No es que debamos transgredir las leyes constitucionales, no se trata de desestabilizar un gobierno ni de generar un golpe de estado. Pero sabemos de antemano que la respuesta de los dirigentes a las demandas de los afectados casi siempre es negativa. Si a eso le sumamos un protocolo que limita una manifestación de tal manera que se transforma en una reunión de catarsis comunitaria, la poca y seguramente nula intervención de los medios de prensa para documentar el evento, y una fuerza pública legalmente facultada para repartir bastonazos y gases con toda soltura, el resultado de esa ecuación es la inminente involución del sistema político, judicial y social, para regresar en el tiempo a épocas de persecución ideológica, oscurantismo y autocracia.

No, no estoy siendo conspiranoico, simplemente porque somos bestias de costumbre, y sin darnos cuenta podemos ir perdiendo nuestras garantías y derechos, de a uno por vez. La amenaza implícita es mas urticante que la manifiesta, nos pone mansos y complacientes, y combinada con una interpretación conveniente de las leyes, directamente nos ofusca.

 De la semilla germinada al fruto comestible hay un camino largo. Pero el tiempo y la perseverancia de la naturaleza concluyen en la inevitabilidad de un ciclo predispuesto, un objetivo. La misma dinámica se aplica en casi todos los procesos escalonados de las especies conocidas y, en nuestro caso, no solo en el espectro biológico, sino también en el político y socio-cultural.

Partiendo de esa premisa evolutiva nos concentremos en la revolución, sí, revolución, aunque suene trillado. Sea política, social o cultural, fue y es la generadora de todos los cambios de mayor relevancia en la historia de la humanidad pensante.
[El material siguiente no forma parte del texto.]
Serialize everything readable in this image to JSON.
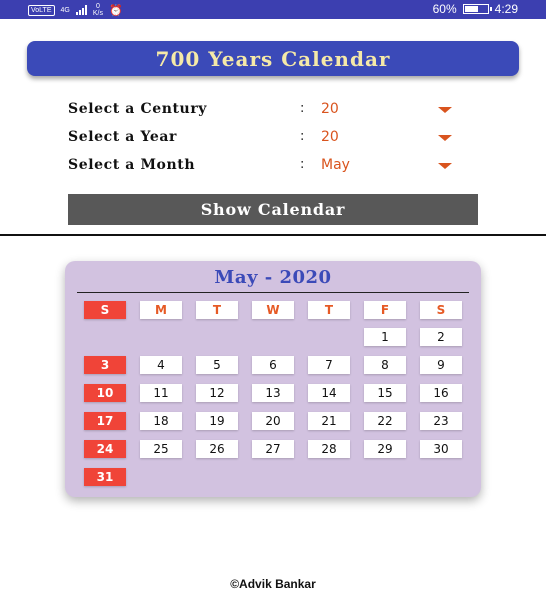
{
  "status_bar": {
    "network_tag": "VoLTE",
    "network_type": "4G",
    "speed_value": "0",
    "speed_unit": "K/s",
    "alarm_icon": "alarm-clock-icon",
    "battery_percent": "60%",
    "battery_level": 0.6,
    "time": "4:29"
  },
  "header": {
    "title": "700 Years Calendar"
  },
  "form": {
    "century": {
      "label": "Select a Century",
      "colon": ":",
      "value": "20"
    },
    "year": {
      "label": "Select a Year",
      "colon": ":",
      "value": "20"
    },
    "month": {
      "label": "Select a Month",
      "colon": ":",
      "value": "May"
    },
    "show_button": "Show Calendar"
  },
  "calendar": {
    "title": "May - 2020",
    "weekdays": [
      "S",
      "M",
      "T",
      "W",
      "T",
      "F",
      "S"
    ],
    "weeks": [
      [
        "",
        "",
        "",
        "",
        "",
        "1",
        "2"
      ],
      [
        "3",
        "4",
        "5",
        "6",
        "7",
        "8",
        "9"
      ],
      [
        "10",
        "11",
        "12",
        "13",
        "14",
        "15",
        "16"
      ],
      [
        "17",
        "18",
        "19",
        "20",
        "21",
        "22",
        "23"
      ],
      [
        "24",
        "25",
        "26",
        "27",
        "28",
        "29",
        "30"
      ],
      [
        "31",
        "",
        "",
        "",
        "",
        "",
        ""
      ]
    ]
  },
  "footer": {
    "text": "©Advik Bankar"
  },
  "colors": {
    "status_bar": "#3c3fb0",
    "banner": "#3b4ab8",
    "banner_text": "#f5e9a8",
    "dropdown_value": "#d9541e",
    "button": "#585858",
    "calendar_bg": "#d2c2e0",
    "sunday": "#f04438"
  }
}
La revolución comienza con una sensación de hartazgo o una injusticia, que se vuelve malestar, luego se transforma en queja y al cabo de un tiempo en protesta. Cuando el ruido de dicha protesta repica impertinente en los oídos de la regencia, significa que la fuerza y la voluntad de los demandantes no es algo que se deba tomar a la ligera y, lo que sobreviene, puede generar grandes cambios.

La revolución es una parte de nosotros, es tan natural como la alimentación o la procreación, es algo innato y prevalece en nuestro instinto de supervivencia. No es igual a desorden, no es lo mismo que anarquía o destrucción. No se debe confundir con algo negativo.

La revolución es un camino que se elije en un determinado momento y surge de la protesta, por lo tanto, la protesta misma es sagrada, porque es el indicador más fehaciente de que vivimos con un importante grado de libertad.

La visión que tiene cada uno de una protesta siempre va a diferir, están los que las repudian, están los que las enfervorizan y también los indiferentes. De todas formas, una protesta no se debe menospreciar sea cual fuere, porque si alguien tiene una desazón tan grande que lo empuja a nadar contracorriente, debemos al menos saber el motivo, porque es el mismo río en que nadamos todos.

Acallar las voces de manifestantes porque cortan una calle o avenida es lisa y llanamente un atropello inmoral. Porque no todo piquete o manifestación tiene como premisa ganar privilegios o extorsionar un mandato. El edicto dice que los derechos de uno terminan cuando comienzan los de otro, pero antes se debe establecer qué derechos coartados requieren la atención primaria. Quienes pelean por un sueldo básico, un trabajo digno o igualdad ante la intolerancia definitivamente tienen una necesidad más apremiante que concurrir a tiempo a una reunión, o evitar la molestia de tomar un camino alternativo para llegar a destino.

Y, aunque no existiera un propósito oscuro tras la medida controversial adoptada por el Ministerio de Seguridad, es responsabilidad de todos y cada uno de los ciudadanos cuidar de los derechos ganados por los que antes lucharon contra la desigualdad o la tiranía. Ceder un centímetro esas conquistas es traicionarnos a nosotros mismos para favorecer a los que menos nos tienen en cuenta.